16h30 – Os quatro policiais levam cerca de uma hora para remover os computadores e transportá-los. Os agentes deixam o prédio com 51 monitores, mais 43 CPUs e ainda seis máquinas caça-níqueis, que serão encaminhados para destruição.
17 horas – Alguns minutos depois da polícia deixar o local, os mesmos funcionários retornam para dentro do prédio. Começa a preparação para receber novos computadores.
18h50 – Começam a transportar os monitores e outras peças. Para isso, só precisam atravessar a rua. Do outro lado está o depósito. Por cerca de uma hora, correm de um lado para o outro com caixas e computadores em mãos. Apostadores passam e perguntam pela reabertura. A promessa é de que às 20 horas o bingo estará operando.
19h30 – A porta permanece fechada para não levantar suspeitas. Os apostadores começam a chegar. O segurança, com o suporte de uma câmera, é o responsável por atender os clientes. O olheiro abre a porta, os jogadores entram e rapidamente ela é fechada de novo.
20 horas – Nesse horário, os computadores ainda não estão prontos para rodarem os jogos. Os funcionários trabalham na reinstalação dos equipamentos para permitir que as apostas recomecem. Ainda assim, alguns apostadores permanecem ali aguardando o começo do jogo.

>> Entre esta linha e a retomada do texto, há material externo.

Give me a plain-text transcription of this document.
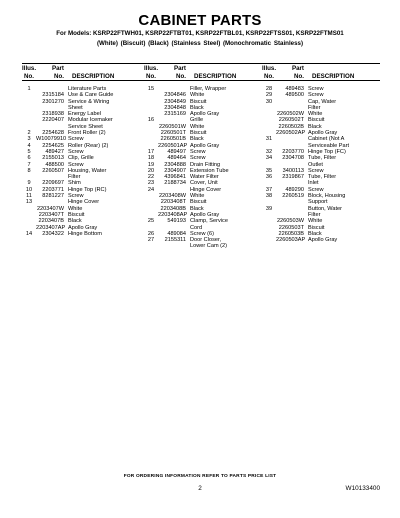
CABINET PARTS
For Models: KSRP22FTWH01, KSRP22FTBT01, KSRP22FTBL01, KSRP22FTSS01, KSRP22FTMS01
(White) (Biscuit) (Black) (Stainless Steel) (Monochromatic Stainless)
Illus.
No.
Part
No.	DESCRIPTION
1	Literature Parts
2315184 Use & Care Guide
2301270 Service & Wiring
Sheet
2318938 Energy Label
2220407 Modular Icemaker
Service Sheet
2	2254628 Front Roller (2)
3 W10079910 Screw
4	2254625 Roller (Rear) (2)
5	489427 Screw
6	2155013 Clip, Grille
7	488500 Screw
8	2260507 Housing, Water
Filter
9	2209697 Shim
10	2203771 Hinge Top (RC)
11	8281227 Screw
13	Hinge Cover
2203407W White
2203407T Biscuit
2203407B Black
2203407AP Apollo Gray
14	2304322 Hinge Bottom
Illus.
No.
Part
No.	DESCRIPTION
15	Filler, Wrapper
2304846 White
2304849 Biscuit
2304848 Black
2315169 Apollo Gray
16	Grille
2260501W White
2260501T Biscuit
2260501B Black
2260501AP Apollo Gray
17	489497 Screw
18	489464 Screw
19	2304888 Drain Fitting
20	2304907 Extension Tube
22	4396841 Water Filter
23	2188734 Cover, Unit
24	Hinge Cover
2203408W White
2203408T Biscuit
2203408B Black
2203408AP Apollo Gray
25	549193 Clamp, Service
Cord
26	489084 Screw (6)
27	2155311 Door Closer,
Lower Cam (2)
Illus.
No.
Part
No.	DESCRIPTION
28	489483 Screw
29	489500 Screw
30	Cap, Water
Filter
2260502W White
2260502T Biscuit
2260502B Black
2260502AP Apollo Gray
31	Cabinet (Not A
Serviceable Part
32	2203770 Hinge Top (FC)
34	2304708 Tube, Filter
Outlet
35	3400113 Screw
36	2319867 Tube, Filter
Inlet
37	489290 Screw
38	2260519 Block, Housing
Support
39	Button, Water
Filter
2260503W White
2260503T Biscuit
2260503B Black
2260503AP Apollo Gray
FOR ORDERING INFORMATION REFER TO PARTS PRICE LIST
2	W10133400
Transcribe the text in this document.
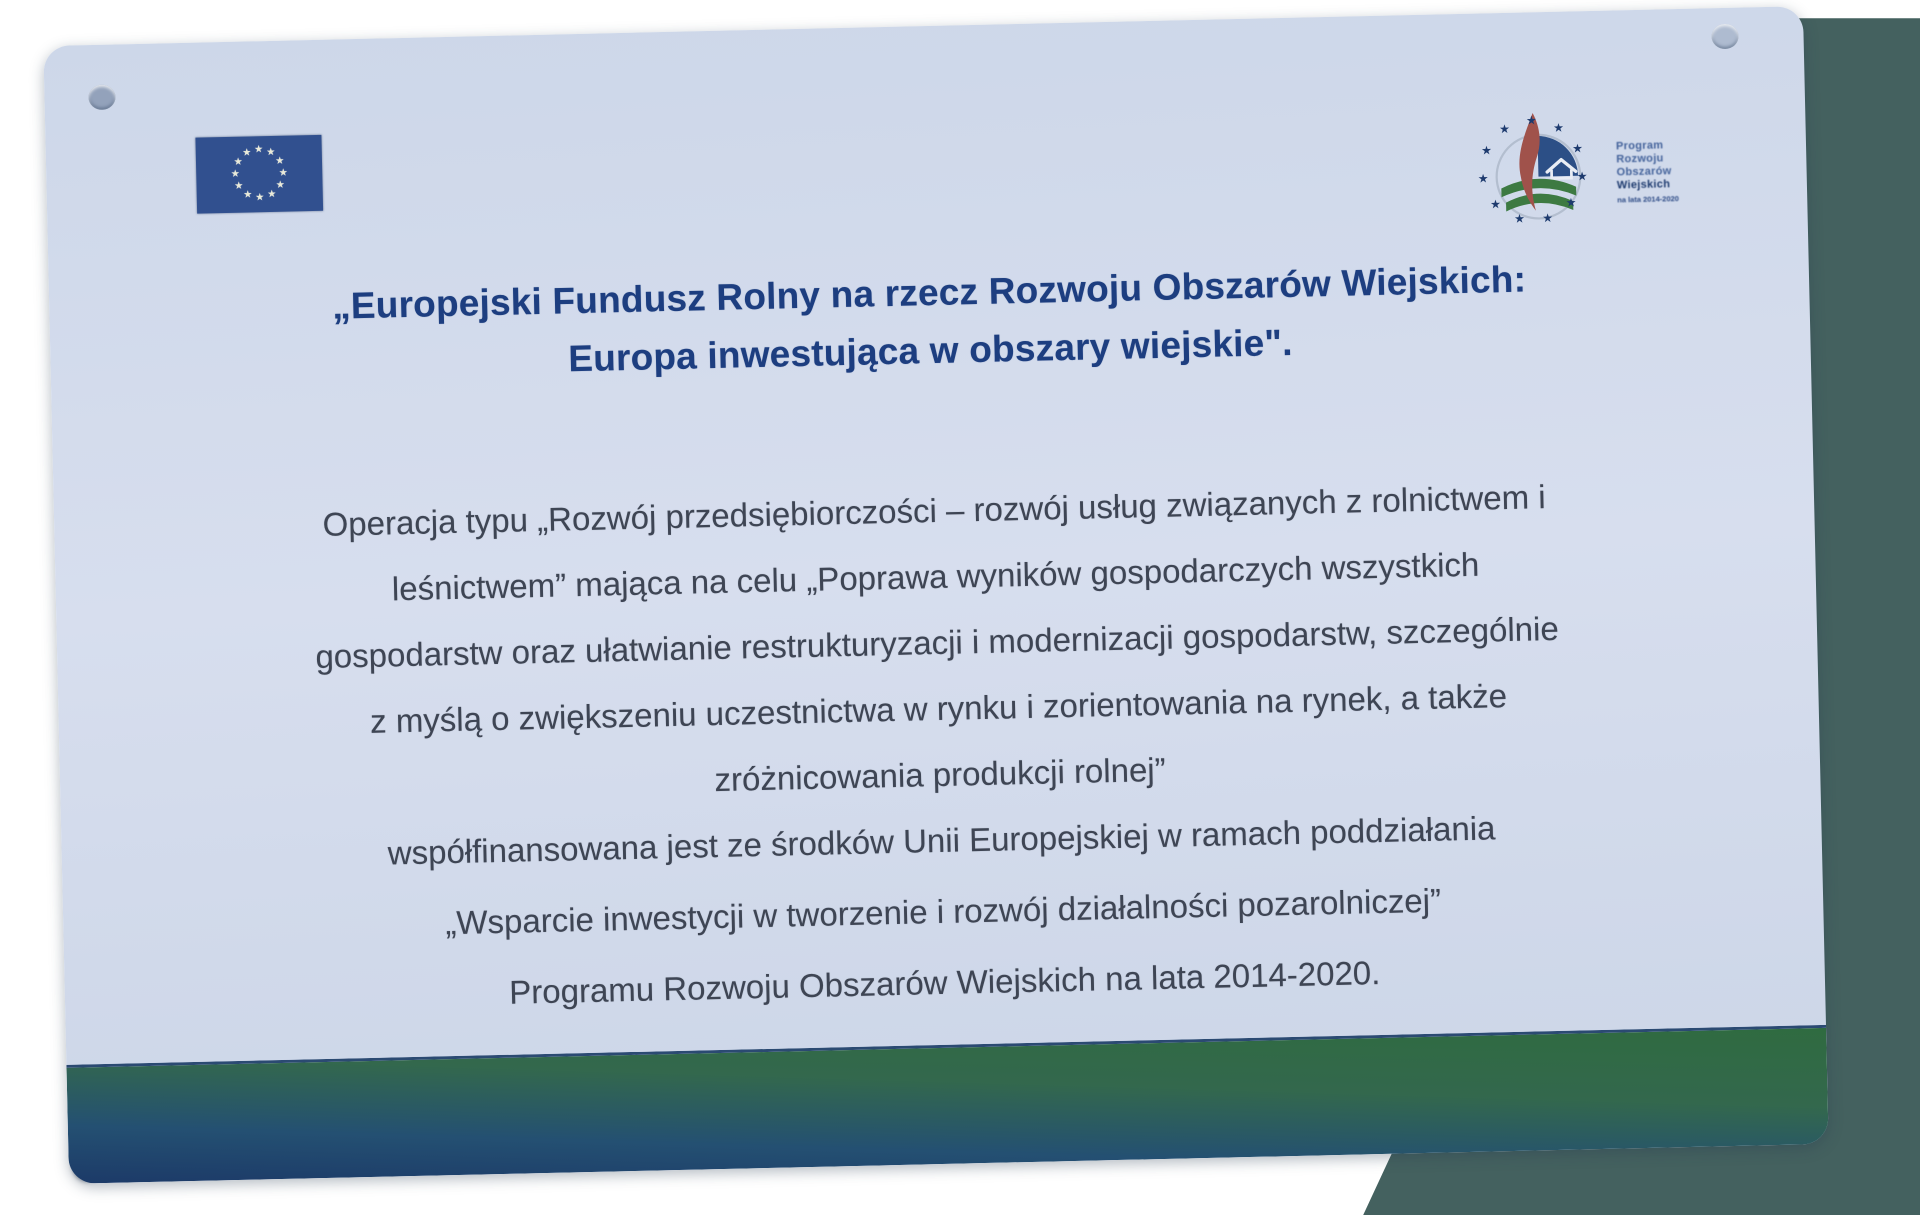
★ ★
★
★
★
★
★
★
★
★
★
★
★
★
★
★
★
★
★
★
★
★
★
Program
Rozwoju
Obszarów
Wiejskich
na lata 2014-2020
„Europejski Fundusz Rolny na rzecz Rozwoju Obszarów Wiejskich:
Europa inwestująca w obszary wiejskie".
Operacja typu „Rozwój przedsiębiorczości – rozwój usług związanych z rolnictwem i
leśnictwem” mająca na celu „Poprawa wyników gospodarczych wszystkich
gospodarstw oraz ułatwianie restrukturyzacji i modernizacji gospodarstw, szczególnie
z myślą o zwiększeniu uczestnictwa w rynku i zorientowania na rynek, a także
zróżnicowania produkcji rolnej”
współfinansowana jest ze środków Unii Europejskiej w ramach poddziałania
„Wsparcie inwestycji w tworzenie i rozwój działalności pozarolniczej”
Programu Rozwoju Obszarów Wiejskich na lata 2014-2020.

21h30 – Um repórter, com uma câmera escondida, circula por dentro do bingo. Nesse momento, o jogo já está ocorrendo normalmente. Pelo menos seis funcionários trabalham no estabelecimento. Além do segurança, duas funcionárias controlam o fluxo do caixa e o sorteio. Outras duas são responsáveis pela venda das séries. Também há alguém responsável pela venda de bebida e comida.
As rodadas duram poucos minutos. Antes do início de cada jogada, as vendedoras passam oferecendo as séries para os apostadores. Parte deles prefere marcar os cartões à mão. Nesse caso, em geral, ele joga com poucas séries. Os que apostam valores mais altos utilizam os computadores para fazer a marcação automaticamente.